Im ersten der beiden in Rede stehenden, im erstinstanzlichen Bescheid beurkundeten Übereinkommen erklärten die Vertragspartner der Mitbeteiligten, gegen das Projekt keinen Einwand zu erheben, stimmten der Einräumung der erforderlichen Dienstbarkeit und Rechte für die Errichtung, Erhaltung sowie den Betrieb der Wasserversorgungsanlage zu, traten ihre vorhandenen Rechte an die Mitbeteiligte ab und verlangten hiefür die Befreiung von der Anschlußgebühr für ihre Anwesen. Im zweiten (auch) den Beschwerdeführer betreffenden Übereinkommen stimmten die Grundeigentümer der Grundinanspruchnahme durch die Fassung von Quellen zu, verlangten, daß dabei die Beeinträchtigung durch das - im Bescheid vorbehaltene - Schutzgebiet, dessen (künftiger) Einräumung sie zustimmten, möglichst gering ausfalle und verlangten, daß die dafür zu entrichtende Entschädigung durch eine Schätzung eines Sachverständigen der Bezirkslandwirtschaftskammer festgelegt werde, wobei sich die Parteien mit diesem Schätzgutachten (im voraus) einverstanden erklärten.

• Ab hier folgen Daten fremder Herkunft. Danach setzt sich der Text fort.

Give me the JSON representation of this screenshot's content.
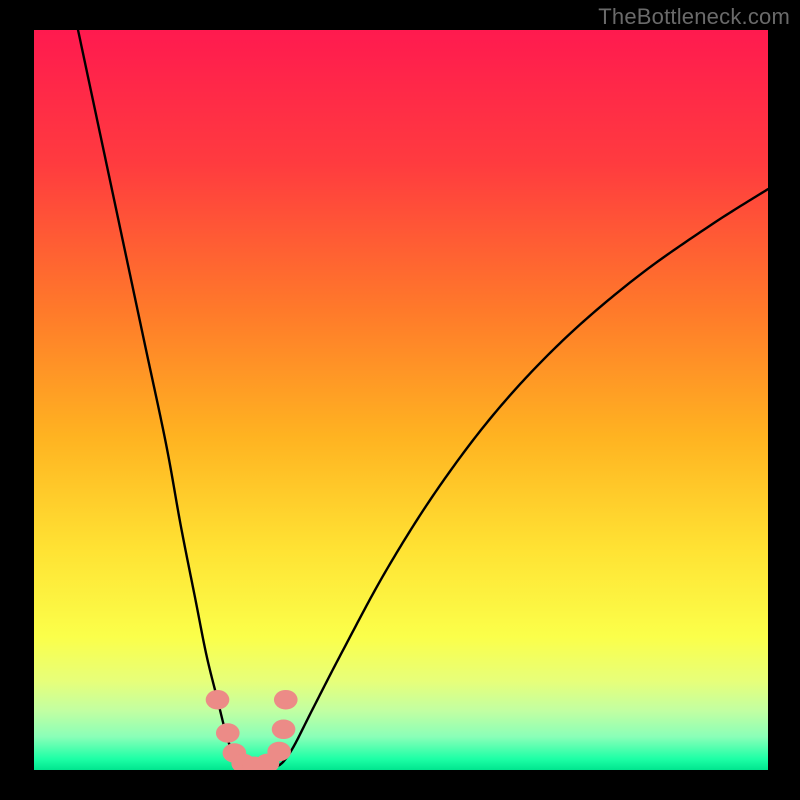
{
  "watermark": "TheBottleneck.com",
  "chart_data": {
    "type": "line",
    "title": "",
    "xlabel": "",
    "ylabel": "",
    "xlim": [
      0,
      100
    ],
    "ylim": [
      0,
      100
    ],
    "grid": false,
    "legend": false,
    "background_gradient": {
      "stops": [
        {
          "offset": 0.0,
          "color": "#ff1a4f"
        },
        {
          "offset": 0.18,
          "color": "#ff3b3f"
        },
        {
          "offset": 0.38,
          "color": "#ff7a2a"
        },
        {
          "offset": 0.55,
          "color": "#ffb321"
        },
        {
          "offset": 0.7,
          "color": "#ffe233"
        },
        {
          "offset": 0.82,
          "color": "#fbff4a"
        },
        {
          "offset": 0.88,
          "color": "#e7ff7a"
        },
        {
          "offset": 0.92,
          "color": "#c2ffa2"
        },
        {
          "offset": 0.955,
          "color": "#8affb8"
        },
        {
          "offset": 0.985,
          "color": "#1dffa6"
        },
        {
          "offset": 1.0,
          "color": "#00e58e"
        }
      ]
    },
    "series": [
      {
        "name": "left-branch",
        "x": [
          6,
          9,
          12,
          15,
          18,
          20,
          22,
          23.5,
          25,
          26,
          26.8,
          27.5,
          27.8
        ],
        "y": [
          100,
          86,
          72,
          58,
          44,
          33,
          23,
          15.5,
          9.5,
          5.5,
          2.9,
          1.1,
          0.6
        ]
      },
      {
        "name": "right-branch",
        "x": [
          33.5,
          34.2,
          35.5,
          38,
          42,
          48,
          55,
          63,
          72,
          82,
          92,
          100
        ],
        "y": [
          0.7,
          1.4,
          3.4,
          8.3,
          16.0,
          27.0,
          38.0,
          48.5,
          58.0,
          66.5,
          73.5,
          78.5
        ]
      },
      {
        "name": "valley-floor",
        "x": [
          27.8,
          28.6,
          29.6,
          30.6,
          31.6,
          32.6,
          33.5
        ],
        "y": [
          0.6,
          0.25,
          0.12,
          0.08,
          0.12,
          0.3,
          0.7
        ]
      }
    ],
    "markers": {
      "name": "highlight-dots",
      "color": "#ec8b87",
      "radius_pct": 1.4,
      "points": [
        {
          "x": 25.0,
          "y": 9.5
        },
        {
          "x": 26.4,
          "y": 5.0
        },
        {
          "x": 27.3,
          "y": 2.3
        },
        {
          "x": 28.5,
          "y": 0.9
        },
        {
          "x": 30.0,
          "y": 0.5
        },
        {
          "x": 31.8,
          "y": 0.9
        },
        {
          "x": 33.4,
          "y": 2.5
        },
        {
          "x": 34.0,
          "y": 5.5
        },
        {
          "x": 34.3,
          "y": 9.5
        }
      ]
    }
  }
}
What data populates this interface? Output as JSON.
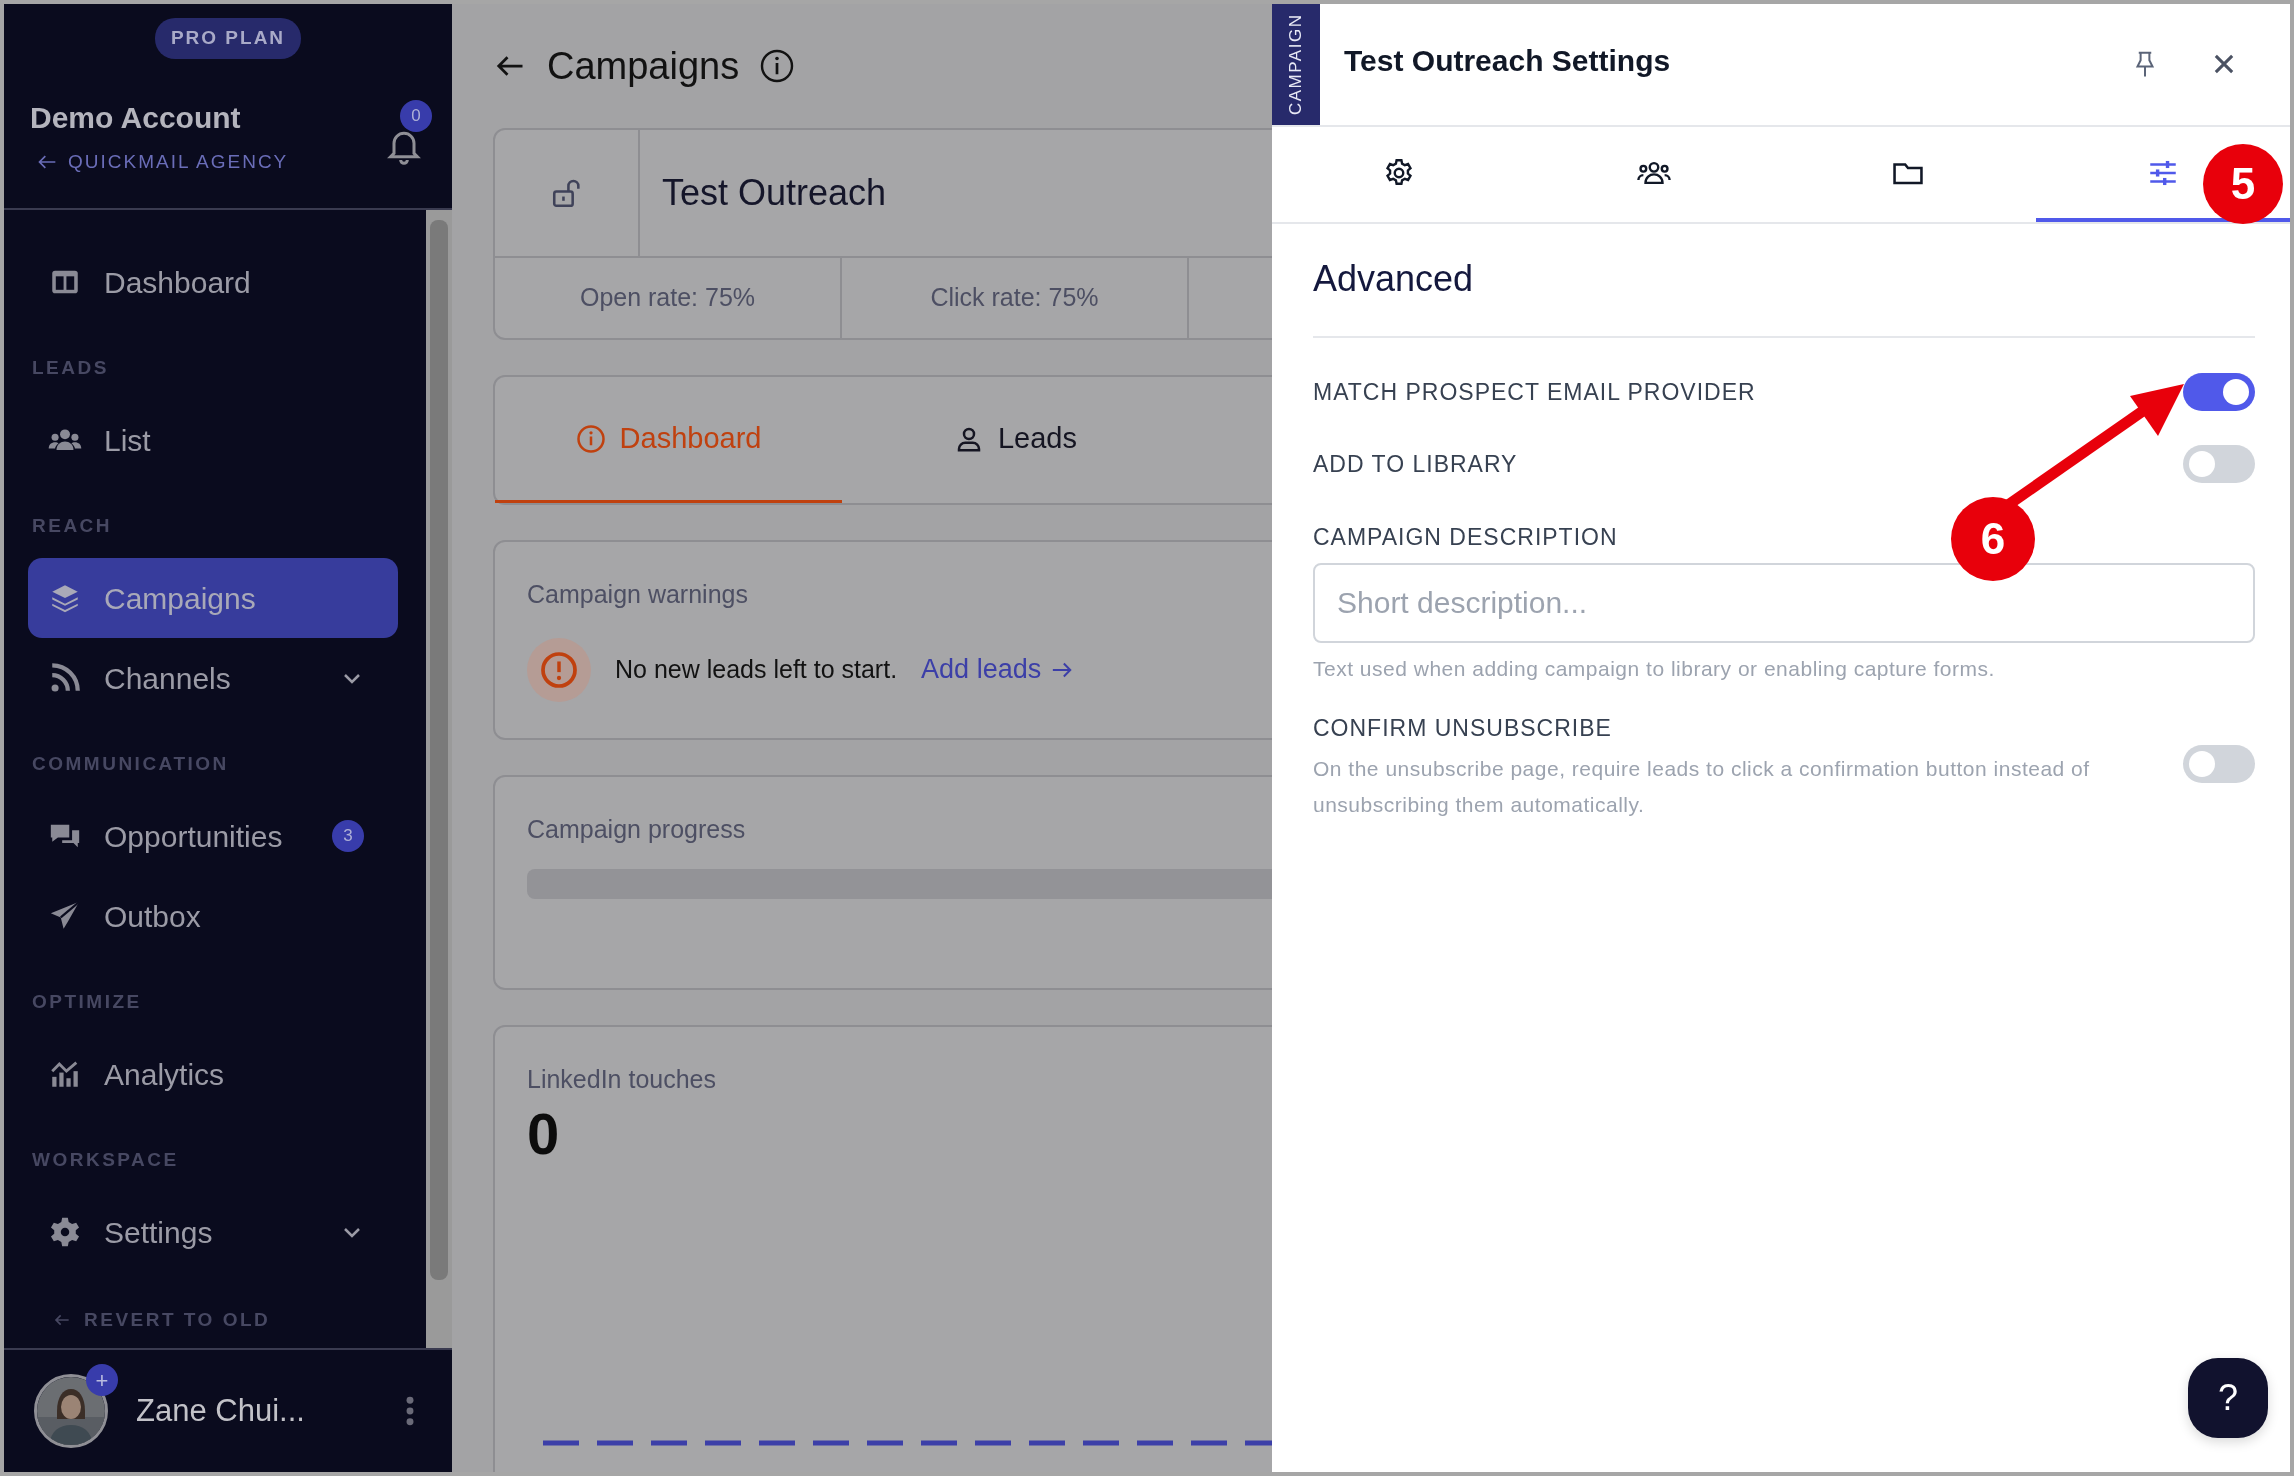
{
  "sidebar": {
    "plan_badge": "PRO PLAN",
    "account": "Demo Account",
    "agency": "QUICKMAIL AGENCY",
    "notifications": "0",
    "nav": [
      {
        "kind": "item",
        "label": "Dashboard",
        "selected": false
      },
      {
        "kind": "section",
        "label": "LEADS"
      },
      {
        "kind": "item",
        "label": "List",
        "selected": false
      },
      {
        "kind": "section",
        "label": "REACH"
      },
      {
        "kind": "item",
        "label": "Campaigns",
        "selected": true
      },
      {
        "kind": "group",
        "label": "Channels",
        "selected": false
      },
      {
        "kind": "section",
        "label": "COMMUNICATION"
      },
      {
        "kind": "item",
        "label": "Opportunities",
        "selected": false,
        "badge": "3"
      },
      {
        "kind": "item",
        "label": "Outbox",
        "selected": false
      },
      {
        "kind": "section",
        "label": "OPTIMIZE"
      },
      {
        "kind": "item",
        "label": "Analytics",
        "selected": false
      },
      {
        "kind": "section",
        "label": "WORKSPACE"
      },
      {
        "kind": "group",
        "label": "Settings",
        "selected": false
      }
    ],
    "revert": "REVERT TO OLD",
    "user": {
      "name": "Zane Chui...",
      "avatar_badge": "+"
    }
  },
  "main": {
    "title": "Campaigns",
    "campaign": {
      "name": "Test Outreach",
      "stats": [
        "Open rate: 75%",
        "Click rate: 75%"
      ]
    },
    "tabs": [
      {
        "label": "Dashboard",
        "selected": true
      },
      {
        "label": "Leads",
        "selected": false
      }
    ],
    "warnings": {
      "title": "Campaign warnings",
      "message": "No new leads left to start.",
      "link": "Add leads"
    },
    "progress": {
      "title": "Campaign progress"
    },
    "linkedin": {
      "title": "LinkedIn touches",
      "value": "0"
    }
  },
  "panel": {
    "side_tab": "CAMPAIGN",
    "title": "Test Outreach Settings",
    "tabs": [
      {
        "selected": false
      },
      {
        "selected": false
      },
      {
        "selected": false
      },
      {
        "selected": true
      }
    ],
    "section_title": "Advanced",
    "settings": [
      {
        "kind": "toggle",
        "label": "MATCH PROSPECT EMAIL PROVIDER",
        "on": true
      },
      {
        "kind": "toggle",
        "label": "ADD TO LIBRARY",
        "on": false
      },
      {
        "kind": "text",
        "label": "CAMPAIGN DESCRIPTION",
        "placeholder": "Short description...",
        "help": "Text used when adding campaign to library or enabling capture forms."
      },
      {
        "kind": "toggle",
        "label": "CONFIRM UNSUBSCRIBE",
        "description": "On the unsubscribe page, require leads to click a confirmation button instead of unsubscribing them automatically.",
        "on": false
      }
    ],
    "help_button": "?",
    "annotations": [
      "5",
      "6"
    ]
  }
}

Vom Beschwerdeführer ist die § 117 Abs. 7 WRG 1959 in der Fassung der Wasserrechtsgesetz-Novelle 1988 betreffende Rechtsanschauung der belangten Behörde nicht bekämpft worden. Da nach der eben angeführten Gesetzesstelle (in Verbindung mit dem schon genannten Artikel II dieser Novelle) das Gericht über die Auslegung und Rechtswirkungen (die auch das gültige Zustandekommen umfassen) eines nach § 111 Abs. 3 WRG 1959 getroffenen Übereinkommens zu entscheiden hat, "soweit" in diesem Angelegenheiten des § 117 Abs. 1 ("über die Pflicht zur Leistung von Entschädigungen, Ersätzen, Beiträgen und Kosten" der dort näher bezeichneten Art) geregelt werden, pflichtet der Verwaltungsgerichtshof dem von der belangten Behörde im angefochtenen Bescheid vertretenen Rechtsstandpunkt bei, daß (nur) in dem eben bezeichneten Umfang ausschließlich das zuständige Bezirksgericht zur Entscheidung berufen ist. Damit verbleibt die Zuständigkeit der Verwaltungsbehörde zur Beurteilung der Rechtsgültigkeit der getroffenen Übereinkommen in der von Fragen des § 117 Abs. 1 und 7 WRG 1959 nicht betroffenen Hinsicht. In diesem Rahmen erfolgt die folgende Beurteilung des Beschwerdevorbringens.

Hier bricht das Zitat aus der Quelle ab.